There is a very warm review of The Raven's Seal on the historical novels society site, and in this guest post for the Historical Fiction Society I write a little about composing The Raven's Seal and the way historical details were brought into and shaped the story.

Monday, November 12, 2012

Dickens and his 'mysteries'

I'm back from travelling in the USA, stopping in Nashville and San Francisco. San Francisco, wonderful city that it is, puts me in mind of Dashiell Hammett and The Maltese Falcon.

I admire the classics of American 'hard-boiled' mystery, particularly Hammett and Chandler, because these mysteries, with their intense action and dynamic interaction between the detective and the crime, are so different from the detached English style of detective fiction. It reminds me that there really is no one kind of mystery, and that a mystery plot is not necessarily confined to an intricate, logical puzzle with a definable solution, conducted solely as a game between author and reader.

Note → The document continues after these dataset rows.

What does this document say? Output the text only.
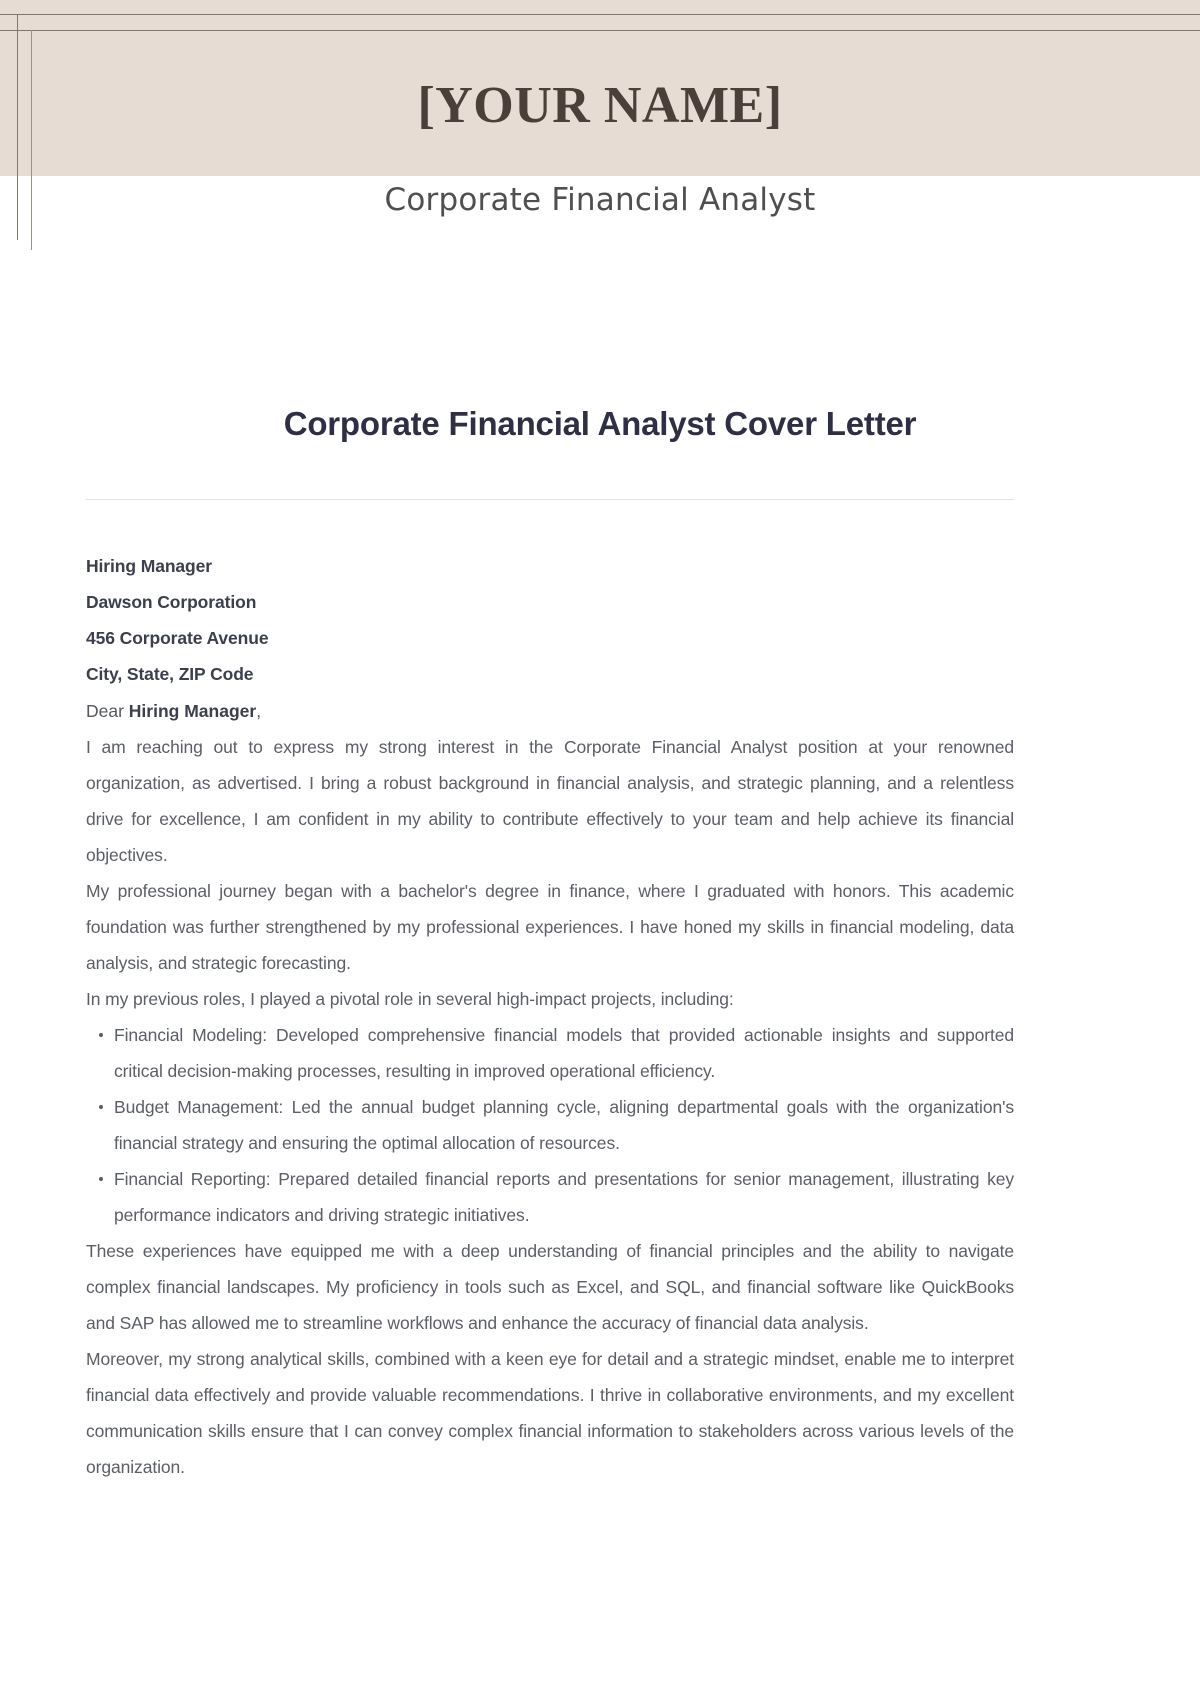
[YOUR NAME]
Corporate Financial Analyst
Corporate Financial Analyst Cover Letter
Hiring Manager
Dawson Corporation
456 Corporate Avenue
City, State, ZIP Code
Dear Hiring Manager,

I am reaching out to express my strong interest in the Corporate Financial Analyst position at your renowned organization, as advertised. I bring a robust background in financial analysis, and strategic planning, and a relentless drive for excellence, I am confident in my ability to contribute effectively to your team and help achieve its financial objectives.

My professional journey began with a bachelor's degree in finance, where I graduated with honors. This academic foundation was further strengthened by my professional experiences. I have honed my skills in financial modeling, data analysis, and strategic forecasting.

In my previous roles, I played a pivotal role in several high-impact projects, including:

Financial Modeling: Developed comprehensive financial models that provided actionable insights and supported critical decision-making processes, resulting in improved operational efficiency.
Budget Management: Led the annual budget planning cycle, aligning departmental goals with the organization's financial strategy and ensuring the optimal allocation of resources.
Financial Reporting: Prepared detailed financial reports and presentations for senior management, illustrating key performance indicators and driving strategic initiatives.

These experiences have equipped me with a deep understanding of financial principles and the ability to navigate complex financial landscapes. My proficiency in tools such as Excel, and SQL, and financial software like QuickBooks and SAP has allowed me to streamline workflows and enhance the accuracy of financial data analysis.

Moreover, my strong analytical skills, combined with a keen eye for detail and a strategic mindset, enable me to interpret financial data effectively and provide valuable recommendations. I thrive in collaborative environments, and my excellent communication skills ensure that I can convey complex financial information to stakeholders across various levels of the organization.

Dickens, for instance, was drawn to mysteries and mystery plots. He dropped a murder into Bleak House, and we can be pretty sure that The Mystery of Edwin Drood was going to be the portrait of a murderer, but he resisted the idea that he would use mystery to baffle, trick or even fool the reader. The guilty figure in a Dickensian mystery is usually pretty clear (see 'Hunted Down', for example). Dickens used mystery to create suspense, to draw us into stories, to make the reader wonder, and also to illuminate the darker recesses of the human mind. Dickens did not want his reader to solve a mystery, but to experience many mysteries. His detectives could show a sharp light on certain events, but the light also made the shadows dance.